Two measurements both came up with over 30 inches, and one almost 31. The girth was 20 inches on the first wrap and 21 on the second. Our estimate on weight was well over 20 pounds. Then, it was back in the river. It was still full of fight and pulled hard as Campbell held the tail. Boom, it was off to wreak havoc on stocker rainbows once again.

That’s what a fish that size eats, a 10-inch fish. It might eat a handful each day. That big, white jig we were throwing has to be a snack.

There was another like that one later in the week. Campbell seemed frustrated when it wrapped the line around a tree stump, but reminded him that was a normal result for these kinds of White River monsters. They aren’t easy to land.

The brown trout hookups decreased over the next two days as we got further away from the shad kill that preceded us by one day. There was one notable big brown we caught together.

There’s always fun in this kind of a trip because it takes two complementary fly fishers to both run the boat and play the fish. The handoff between boat operator/net man and the man on the fish must be seamless. It is with us. We’ve done it together so many times each knows the way the other is going to step in the boat as we change spots.

Campbell said he was hung. We’d decided on a system earlier that if he was hung, and not on a big fish, I’d just take his rod and try to reclaim the backing and line before deciding if it was something we could pull loose or just had to break off. He jumped on the motor.

I reeled the backing and fly line and had the fly rod straight above what I thought 12 feet down might be a tree limb. Then, as I studied the fly line, it was moving as we floated down the river. Then, I felt a little tug, a head shake. Snags don’t do that.

“Coach Campbell, come back and get your fish,” I shouted above the motor.

We quickly switched places. I chased after the fish as he played in another massive brown, maybe 24 inches. As I said, we both can claim that one.

We did that for almost three days. At noon on the last day, we were packing our gear with the boat on the trailer when a young guide from Heber Springs came to visit. He’d watched us all week as he guided three groups of paying customers. They had commented that we were “wrecking brown trout,” and why couldn’t they?

It’s not just knowing what to do, it’s about knowing when to do it. It took years for all of our skills to finally improve to the point we could take advantage on the perfect day. It can be about the weather, the flow and so many other variables.

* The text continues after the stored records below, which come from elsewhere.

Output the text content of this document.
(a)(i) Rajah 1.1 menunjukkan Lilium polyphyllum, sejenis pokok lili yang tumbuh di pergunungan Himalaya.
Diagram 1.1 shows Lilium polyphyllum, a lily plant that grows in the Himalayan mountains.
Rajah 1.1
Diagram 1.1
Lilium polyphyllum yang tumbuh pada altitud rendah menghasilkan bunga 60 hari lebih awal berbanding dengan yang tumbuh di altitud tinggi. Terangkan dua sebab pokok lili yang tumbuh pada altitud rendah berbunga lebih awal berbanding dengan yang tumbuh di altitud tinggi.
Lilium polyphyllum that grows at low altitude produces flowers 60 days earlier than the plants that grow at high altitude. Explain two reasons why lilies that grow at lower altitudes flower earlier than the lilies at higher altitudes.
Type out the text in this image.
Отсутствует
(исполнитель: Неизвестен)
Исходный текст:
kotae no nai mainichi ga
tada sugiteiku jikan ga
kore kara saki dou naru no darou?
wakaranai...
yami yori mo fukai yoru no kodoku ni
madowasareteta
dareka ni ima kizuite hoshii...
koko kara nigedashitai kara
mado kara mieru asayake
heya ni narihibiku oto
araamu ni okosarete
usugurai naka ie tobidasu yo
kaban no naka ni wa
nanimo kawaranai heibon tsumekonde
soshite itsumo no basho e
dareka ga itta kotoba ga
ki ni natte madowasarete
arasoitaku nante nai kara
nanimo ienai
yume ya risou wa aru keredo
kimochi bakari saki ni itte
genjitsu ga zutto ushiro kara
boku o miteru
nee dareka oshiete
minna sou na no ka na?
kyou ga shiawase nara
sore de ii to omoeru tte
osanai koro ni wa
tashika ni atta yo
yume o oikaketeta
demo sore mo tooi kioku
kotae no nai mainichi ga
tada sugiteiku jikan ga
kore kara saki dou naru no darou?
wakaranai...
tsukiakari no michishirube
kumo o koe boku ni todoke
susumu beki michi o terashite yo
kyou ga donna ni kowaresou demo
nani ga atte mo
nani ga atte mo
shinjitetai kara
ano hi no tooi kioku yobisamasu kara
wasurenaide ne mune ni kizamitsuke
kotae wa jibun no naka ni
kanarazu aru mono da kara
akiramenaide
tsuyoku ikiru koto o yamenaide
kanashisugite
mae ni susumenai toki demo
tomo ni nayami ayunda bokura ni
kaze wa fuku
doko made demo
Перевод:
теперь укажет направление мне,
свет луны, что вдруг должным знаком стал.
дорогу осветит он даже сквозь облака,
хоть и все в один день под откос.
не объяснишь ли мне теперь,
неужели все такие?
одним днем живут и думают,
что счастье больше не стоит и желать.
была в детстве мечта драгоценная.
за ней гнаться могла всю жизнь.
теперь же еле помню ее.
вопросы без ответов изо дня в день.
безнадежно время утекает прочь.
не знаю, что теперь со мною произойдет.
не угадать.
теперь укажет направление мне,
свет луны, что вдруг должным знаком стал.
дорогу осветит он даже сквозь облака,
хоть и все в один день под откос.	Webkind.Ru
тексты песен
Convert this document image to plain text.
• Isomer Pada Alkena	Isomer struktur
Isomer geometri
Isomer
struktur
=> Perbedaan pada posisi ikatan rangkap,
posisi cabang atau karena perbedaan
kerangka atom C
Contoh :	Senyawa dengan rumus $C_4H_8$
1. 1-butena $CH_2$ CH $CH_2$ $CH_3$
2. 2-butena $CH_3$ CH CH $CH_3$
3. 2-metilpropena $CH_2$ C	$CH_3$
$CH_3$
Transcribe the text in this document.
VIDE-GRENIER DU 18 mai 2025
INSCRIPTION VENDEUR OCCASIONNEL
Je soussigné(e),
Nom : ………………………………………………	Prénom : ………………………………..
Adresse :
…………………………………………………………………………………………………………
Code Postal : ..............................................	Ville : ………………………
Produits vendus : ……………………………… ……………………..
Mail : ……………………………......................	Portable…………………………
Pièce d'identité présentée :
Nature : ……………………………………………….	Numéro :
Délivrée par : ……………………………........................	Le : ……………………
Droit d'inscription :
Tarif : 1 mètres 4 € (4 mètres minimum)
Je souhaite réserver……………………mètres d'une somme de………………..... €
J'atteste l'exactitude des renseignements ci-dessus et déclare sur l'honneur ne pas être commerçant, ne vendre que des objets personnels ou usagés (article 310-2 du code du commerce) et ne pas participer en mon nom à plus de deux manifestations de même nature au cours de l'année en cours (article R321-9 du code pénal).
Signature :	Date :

Campbell slumped in his boat chair after releasing the big one. He summed it up correctly, “I can die a happy man, now.”

You don’t get that feeling unless you’ve been trying for that fish for decades. It was a fish of a lifetime, much bigger and better than any I’ve caught, better than any most have even dreamed about.

The clincher of this story didn’t take place until Friday night, after the last day we fished. At a family dinner, a guide near our table pointed out that as he fished with clients on the Norfork all week, some of his guide friends launched their boats each day after lunch.

He asked each where they’d been. The guide would say, “We were at Bull Shoals Dam, but we left after a morning of my clients seeing Clay and his friend, the coach, net all those big browns.”

I phoned the coach. We had both confessed to be too tired to fish for a few days just one hour earlier. That story from dinner from the guide changed his attitude. He said, “When can you go again?”